In the meantime it is interesting the current protests have centred on visible symbols of oppression, and specifically on statues. There has already been some pushback against this from those who find themselves suddenly eager students of 18th century naval merchant culture. But there is good sense in looking at these things again.

Most obviously, statues of the ruling classes are made to be pulled down. Is there anything more tedious than being asked to marvel at the majesty of some tinpot local bigwig? How long is it necessary to keep on venerating someone anyway? For ever? Just for a while? When, oh frowning and austere pre-industrial entrepreneurs, will you be done with us?

As for the idea pulling down a statue that celebrates a slave trader represents the beginning of the end of history, a first step towards tearing down Dickens and Churchill; well, at some point you have to show a little faith, grow some rust-resistant copper-alloy balls, and say, yes, some things are simply bad. We can cope with this. The centre will hold.
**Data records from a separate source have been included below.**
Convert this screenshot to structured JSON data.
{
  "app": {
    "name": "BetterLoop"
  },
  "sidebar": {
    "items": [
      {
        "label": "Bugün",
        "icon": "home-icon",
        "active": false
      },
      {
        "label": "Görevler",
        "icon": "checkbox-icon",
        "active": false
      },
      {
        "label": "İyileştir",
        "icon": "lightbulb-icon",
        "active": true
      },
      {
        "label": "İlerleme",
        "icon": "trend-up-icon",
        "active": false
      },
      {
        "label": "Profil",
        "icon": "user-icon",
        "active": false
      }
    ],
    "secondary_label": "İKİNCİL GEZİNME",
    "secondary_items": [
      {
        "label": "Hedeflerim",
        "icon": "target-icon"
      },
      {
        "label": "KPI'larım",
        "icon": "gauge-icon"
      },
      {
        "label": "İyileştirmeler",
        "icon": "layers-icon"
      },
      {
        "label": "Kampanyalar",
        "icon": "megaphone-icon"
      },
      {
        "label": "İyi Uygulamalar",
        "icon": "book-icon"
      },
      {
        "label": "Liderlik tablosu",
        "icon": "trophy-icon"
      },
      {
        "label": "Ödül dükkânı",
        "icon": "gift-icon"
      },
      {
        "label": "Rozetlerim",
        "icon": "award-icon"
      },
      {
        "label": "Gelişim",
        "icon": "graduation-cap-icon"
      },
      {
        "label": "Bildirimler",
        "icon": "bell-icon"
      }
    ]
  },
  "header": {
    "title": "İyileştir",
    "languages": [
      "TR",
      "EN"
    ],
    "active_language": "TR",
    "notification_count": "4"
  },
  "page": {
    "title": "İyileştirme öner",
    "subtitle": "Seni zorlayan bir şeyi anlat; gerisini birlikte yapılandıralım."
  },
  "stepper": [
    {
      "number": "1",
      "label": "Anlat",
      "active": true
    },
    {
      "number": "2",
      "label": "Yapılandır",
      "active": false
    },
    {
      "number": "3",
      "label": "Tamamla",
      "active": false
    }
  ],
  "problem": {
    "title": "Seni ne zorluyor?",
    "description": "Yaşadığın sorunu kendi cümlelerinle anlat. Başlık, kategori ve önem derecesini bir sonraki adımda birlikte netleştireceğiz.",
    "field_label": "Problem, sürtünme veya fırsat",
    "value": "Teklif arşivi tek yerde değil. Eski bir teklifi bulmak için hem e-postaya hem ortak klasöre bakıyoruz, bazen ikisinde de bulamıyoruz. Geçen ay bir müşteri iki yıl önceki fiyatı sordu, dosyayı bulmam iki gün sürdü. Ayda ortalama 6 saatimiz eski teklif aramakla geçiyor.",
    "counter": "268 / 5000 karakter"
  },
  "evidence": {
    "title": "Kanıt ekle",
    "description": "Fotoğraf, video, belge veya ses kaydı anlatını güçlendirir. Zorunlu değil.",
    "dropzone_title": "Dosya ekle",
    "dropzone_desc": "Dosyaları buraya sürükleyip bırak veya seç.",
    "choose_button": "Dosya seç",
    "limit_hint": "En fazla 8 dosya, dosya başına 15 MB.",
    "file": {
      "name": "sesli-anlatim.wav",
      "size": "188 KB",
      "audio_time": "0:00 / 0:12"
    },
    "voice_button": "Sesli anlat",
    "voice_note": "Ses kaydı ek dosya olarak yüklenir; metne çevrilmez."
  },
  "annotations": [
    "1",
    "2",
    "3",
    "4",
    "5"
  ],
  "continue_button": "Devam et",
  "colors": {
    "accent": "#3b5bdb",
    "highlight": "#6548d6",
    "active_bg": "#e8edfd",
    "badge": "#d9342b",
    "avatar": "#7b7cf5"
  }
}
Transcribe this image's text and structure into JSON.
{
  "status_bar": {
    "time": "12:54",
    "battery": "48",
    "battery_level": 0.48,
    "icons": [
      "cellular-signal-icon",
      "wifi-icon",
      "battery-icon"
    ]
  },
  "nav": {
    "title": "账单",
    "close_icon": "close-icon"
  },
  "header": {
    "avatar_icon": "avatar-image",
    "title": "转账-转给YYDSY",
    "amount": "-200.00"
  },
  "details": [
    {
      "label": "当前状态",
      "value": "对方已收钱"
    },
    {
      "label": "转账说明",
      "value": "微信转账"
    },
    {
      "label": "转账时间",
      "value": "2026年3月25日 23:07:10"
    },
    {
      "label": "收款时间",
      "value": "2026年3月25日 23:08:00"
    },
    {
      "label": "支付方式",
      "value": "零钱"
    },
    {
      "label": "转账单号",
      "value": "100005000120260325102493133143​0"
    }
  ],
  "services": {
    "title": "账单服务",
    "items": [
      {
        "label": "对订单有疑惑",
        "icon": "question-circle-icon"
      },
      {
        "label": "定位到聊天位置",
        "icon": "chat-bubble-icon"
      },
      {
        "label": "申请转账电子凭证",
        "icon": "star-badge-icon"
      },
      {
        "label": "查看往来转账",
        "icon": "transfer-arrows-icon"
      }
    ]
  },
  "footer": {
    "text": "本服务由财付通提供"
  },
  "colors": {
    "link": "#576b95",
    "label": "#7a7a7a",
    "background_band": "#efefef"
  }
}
They are significant, these visible marks. Enslavement, the idea one person is simply a chattel, a lesser form of human, has been legislated away. It would, in my opinion, be illogical to suggest people who are alive now should personally apologise for its existence hundreds of years ago. But it is important to understand racial prejudice is a muscle memory of that same principle, an echo that will often go unheard to the naked ear, but is instead scaled back into everyday interactions, decisions, life chances. Getting rid of words, images and, yes, statues that spread that resonance; well, that just seems as if it is basic good sense.

With this in mind it is good football is talking about power, prejudice and representation, most notably in the form of Gianni Infantino, who has voiced Fifa’s support for an end to abuse and oppression. Football is the dominant popular culture, an arena that should, as Sterling says, be offering up its own plinths, its lighted windows, its platforms of power as something exemplary and uncorrupted.

At which point it may just be a good moment to talk about the next World Cup. At a time when every executive office of footballing power is imploring us to consider society’s inequities, how does Qatar 2022 look these days?

There isn’t much point in dressing this up now. Football is two years away from a tournament that is, among other things, a showcase for the glorious productivity of the Kafala system of labour. These working practices have been called a form of modern-day slavery by the International Trade Union Confederation, in conditions across the region that are at times “little more than prisons for workers” according to Amnesty International.

Migrant workers went unpaid by a private Qatari company for up to seven months while building Al Bayt Stadium.



Migrant workers went unpaid by a private Qatari company for up to seven months while building Al Bayt Stadium. Photograph: Adam Davy/PA Images

Those gleaming, splendiferous World Cup venues, those repositories of sound and light, are also tributes to the efficiency of a bonded labour force of Bangladeshis, Nepalese, Indians and other migrant people employed to implement this vast global projection of power. Official figures suggest otherwise, but a counter-commentary of those who monitor the situation suggests there have been thousands of deaths (pdf) along the way. Should we be sitting in these arenas watching football? Or tipping them into the harbour?

It is worth noting Qatar introduced laws last year to diminish and, it is claimed, abolish the Kafala system, under which foreign workers are essentially tied to their employer, unable to seek another job in the country and often too dependent to leave. These new laws have been described as superficial. Only this week Amnesty revealed migrant workers had gone unpaid by a private Qatari company for up to seven months while building Al Bayt Stadium, unable to leave the job, unable to leave the country.

This is not intended as a piece of whataboutery or a comparison with the scars and the significance of actual, forced, seagoing, murderous European slavery. This is not some ghastly race to find the greater horror. It is simply to point to the oddity of football’s apparent powerlessnesses as it asks itself what it can possibly do about oppression and prejudice as it speaks fine words – cheers, Gianni – about the imbalance of power. All the while preparing to shoot off en masse and bask in these glorious migrant-built structures, disposable monuments to a four-week show of power.

What am I expecting to happen here? Instant cultural reforms? Everyone shakes hands and joins the TUC? Ruling elites to issue a tearful Instagram apology (“this has been a powerful personal journey”)? The best outcome is slow reform which, it seems, is already happening.

I guess I am simply agreeing with Sterling when he says there are structural issues that need to be torn down, while also pointing out that he, as a footballer, is stuck right in the middle of this, a passenger in football’s own exploitative networks.

As for those boarded-up statues, they are at least doing their job. They’re making us think about the past and also the present. Welcome, britches-clad men of destiny, welcome splendid new lighted bowls of Fifa, to the idea of the unintended signifier. We will look on you and marvel. Just not, perhaps, in the way you had in mind.

The subheading on this article was amended on 15 June 2020 to refer to World Cup infrastructure, not venues as stated in an earlier version.